Triste époque, n’est-ce pas?
En 1993, bien avant que je sois en âge d’apprécier les joutes intellectuelles, Jacques Pelletier avait provoqué des remous avec Les habits neufs de la droite culturelle, où il mettait en cause la probité politique de François Ricard, Jacques Godbout, Jean Larose et Denise Bombardier. Il y écorchait aussi au passage de vénérables institutions comme les éditions du Boréal et même, grand Dieu, Liberté. Pelletier identifiait dans son essai un courant intellectuel qui, sous un apparent progressisme, était en fait profondément conservateur. À relire Pelletier en ce rugueux printemps 2014, force est d’admettre que son intuition s’est confirmée. Bombardier est encore présente sur nos tribunes et jouit même d’un regain de popularité depuis son alignement sur l’axe Vatican–Sainte-Adèle. Toutefois, Ricard, Larose et Godbout se font dans l’ensemble plus discrets. Que reste-t-il au juste de ce courant conservateur des années quatre-vingt et quatre-vingt-dix? Quels habits revêt-il dans notre présent? La parution du Tour du jardin de Jacques Godbout pointe vers Mathieu Bock-Côté, interlocuteur de l’auteur de Salut Galarneau!

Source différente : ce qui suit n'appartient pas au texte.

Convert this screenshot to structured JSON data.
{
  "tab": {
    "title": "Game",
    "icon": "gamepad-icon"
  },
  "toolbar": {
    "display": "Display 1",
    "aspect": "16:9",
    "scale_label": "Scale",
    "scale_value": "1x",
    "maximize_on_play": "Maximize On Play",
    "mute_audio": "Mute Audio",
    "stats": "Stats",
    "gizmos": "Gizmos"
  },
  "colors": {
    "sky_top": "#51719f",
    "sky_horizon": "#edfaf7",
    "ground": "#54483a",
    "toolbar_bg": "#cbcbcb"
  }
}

Disons-le d’emblée et en toute sincérité: le parcours de Godbout force l’admiration et on comprend Bock-Côté d’avoir voulu s’y arrêter afin de mesurer le chemin parcouru depuis la Révolution tranquille. Faire le tour du jardin implique de revenir sur la vie de Godbout, mais plus largement sur celle du Québec des soixante dernières années. Romancier ironique, cinéaste compétent, c’est surtout en tant qu’homme d’institution que Godbout a fait sa marque: Mouvement laïque, Liberté, onf, uneq, Boréal. Le tour du jardin pose donc la question de l’héritage, celui de Godbout comme celui de la Révolution tranquille. Si la question de la transmission est intéressante, c’est aussi là que le bât blesse. Paraphrasant Alain Finkielkraut, Bock-Côté affirme que notre époque cultive l’ingratitude et on comprend vite que Le tour du jardin repose sur un équilibre différent. La première de couverture nous montre Godbout et Bock-Côté côte à côte. L’aîné passe le flambeau au plus jeune: «Les Québécois de 2050 vivront dans un pays dont vous définissez en ce moment l’architecture, nous avons couché votre génération dans notre testament, avant même de vous connaître. Je suis rassuré d’apprendre que vous acceptez l’héritage», écrit Godbout.
En transmettant le legs de sa connaissance du Québec à Bock-Côté, en l’élisant comme interlocuteur (même si l’initiative vient du benjamin), Godbout montre que, s’il a réussi à se faufiler dans les institutions, à se fondre dans l’air du temps grâce à son sens du compromis et à son «réformisme», il n’en reste pas moins que sa pensée s’accorde plus volontiers avec les esprits conservateurs qu’avec les esprits progressistes. Il y a une quinzaine d’années, Godbout s’était livré à un exercice semblable avec Richard Martineau dans Le buffet. Godbout utilise la même stratégie et obtient le même résultat. Il se pose en radical centriste, jouant la carte de celui qui a réussi à éviter les écueils idéologiques. Cette neutralité ne saurait toutefois camoufler la direction empruntée par l’ensemble des interventions contenues dans ces entretiens.